After two expectation-smashing jobs reports in June and July, the August jobs report shows a slight easing up in the momentum of this summer’s job growth.

On Friday morning, the Labor Department reported that the U.S. economy added 151,000 jobs, while the unemployment rate remained at 4.9 percent. Economists surveyed by The Wall Street Journal were expecting a modest 180,000 jobs added and a decline in the unemployment rate, to 4.8 percent. Job gains were reported in industries including food, health care, and technical services (which covers accountants, lawyers, architects, and other professionals).
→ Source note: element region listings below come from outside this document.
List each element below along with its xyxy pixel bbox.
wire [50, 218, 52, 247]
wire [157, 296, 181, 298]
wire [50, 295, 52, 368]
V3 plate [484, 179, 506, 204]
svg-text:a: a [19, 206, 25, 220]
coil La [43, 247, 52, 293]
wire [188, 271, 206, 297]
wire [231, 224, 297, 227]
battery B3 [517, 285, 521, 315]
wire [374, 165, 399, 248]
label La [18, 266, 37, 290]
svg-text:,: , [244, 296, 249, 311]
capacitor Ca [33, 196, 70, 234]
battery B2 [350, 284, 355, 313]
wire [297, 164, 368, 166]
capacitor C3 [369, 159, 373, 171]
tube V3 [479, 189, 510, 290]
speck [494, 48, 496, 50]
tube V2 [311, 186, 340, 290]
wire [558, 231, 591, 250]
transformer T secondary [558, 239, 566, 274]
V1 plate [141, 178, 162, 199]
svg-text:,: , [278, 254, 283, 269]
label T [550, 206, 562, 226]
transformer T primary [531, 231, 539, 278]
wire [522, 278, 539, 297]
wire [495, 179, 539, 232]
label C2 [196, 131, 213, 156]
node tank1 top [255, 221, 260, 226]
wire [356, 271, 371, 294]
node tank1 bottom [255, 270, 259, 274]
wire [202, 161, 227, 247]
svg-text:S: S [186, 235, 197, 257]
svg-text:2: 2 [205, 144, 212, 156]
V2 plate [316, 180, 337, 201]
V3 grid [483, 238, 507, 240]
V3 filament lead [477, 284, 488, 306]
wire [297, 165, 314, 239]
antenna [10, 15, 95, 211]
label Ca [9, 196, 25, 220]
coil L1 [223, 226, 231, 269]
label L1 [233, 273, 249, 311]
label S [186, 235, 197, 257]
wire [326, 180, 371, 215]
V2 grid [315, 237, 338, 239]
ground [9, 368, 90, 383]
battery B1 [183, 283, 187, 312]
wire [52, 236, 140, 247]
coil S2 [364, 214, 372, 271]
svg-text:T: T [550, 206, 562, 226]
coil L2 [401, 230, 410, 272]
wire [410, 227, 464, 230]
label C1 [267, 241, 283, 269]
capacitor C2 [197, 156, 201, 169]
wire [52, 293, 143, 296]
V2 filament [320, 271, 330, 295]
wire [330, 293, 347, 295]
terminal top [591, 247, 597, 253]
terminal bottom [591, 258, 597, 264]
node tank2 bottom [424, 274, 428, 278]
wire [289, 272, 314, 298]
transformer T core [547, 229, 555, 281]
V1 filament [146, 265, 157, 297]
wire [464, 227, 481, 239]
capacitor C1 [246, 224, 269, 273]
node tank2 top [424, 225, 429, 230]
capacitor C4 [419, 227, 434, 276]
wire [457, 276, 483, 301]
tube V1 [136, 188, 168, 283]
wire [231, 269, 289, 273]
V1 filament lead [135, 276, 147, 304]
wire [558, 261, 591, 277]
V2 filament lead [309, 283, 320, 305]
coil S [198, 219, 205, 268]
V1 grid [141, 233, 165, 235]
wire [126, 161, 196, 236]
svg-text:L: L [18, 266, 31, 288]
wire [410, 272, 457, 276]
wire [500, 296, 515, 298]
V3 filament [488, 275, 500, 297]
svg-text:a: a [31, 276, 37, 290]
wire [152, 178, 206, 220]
One thing analysts were looking out for in the August jobs report was whether there would be significant revisions—in either direction—for June and July’s fantastic numbers. But these revisions showed little change to the original numbers: Combined, the two months added 1,000 fewer jobs than originally estimated, bringing the three-month average to a solid 232,000 jobs added per month. This revision makes July the best jobs report of 2016 so far.



A point worth celebrating in July’s jobs report was the bump in wages, as the month’s gains brought overall growth between July 2015 to July 2016 to 2.6 percent—the best pace since the recession ended. For August, average hourly earnings rose by only 3 cents, to $25.73, following an eight-cent increase in July. This slowdown brings the overall wage growth in the past 12 months to 2.4 percent. The labor-force participation rate held steady at 62.8 percent after April and May wiped out gains from earlier this year.

This summer has shown steady jobs growth—a strong rebound from a hugely disappointing jobs report in May. Economists and skeptics will likely continue to debate whether this is indicative of a long-term trend of steady growth and whether the U.S. economy is close to full employment.

Strong jobs reports tend to drum up the possibility of an interest-rate hike from the Fed, which has yet to raise interest rates this year. At the last Federal Open Market Committee meeting in July, interest rates were left unchanged in spite of positive jobs report, likely due to the lack of inflation. The jobs report is a key economic indicator, and this one will likely influence the Federal Reserve’s decision-making at its September meeting. In a speech at the Fed’s annual summer economic policy symposium in Jackson Hole, Wyoming, Fed Chairwoman Janet Yellen said that “the case for an increase in the federal funds rate has strengthened in recent months." That statement has led to speculation that the Fed is signaling a potential rate hike in September.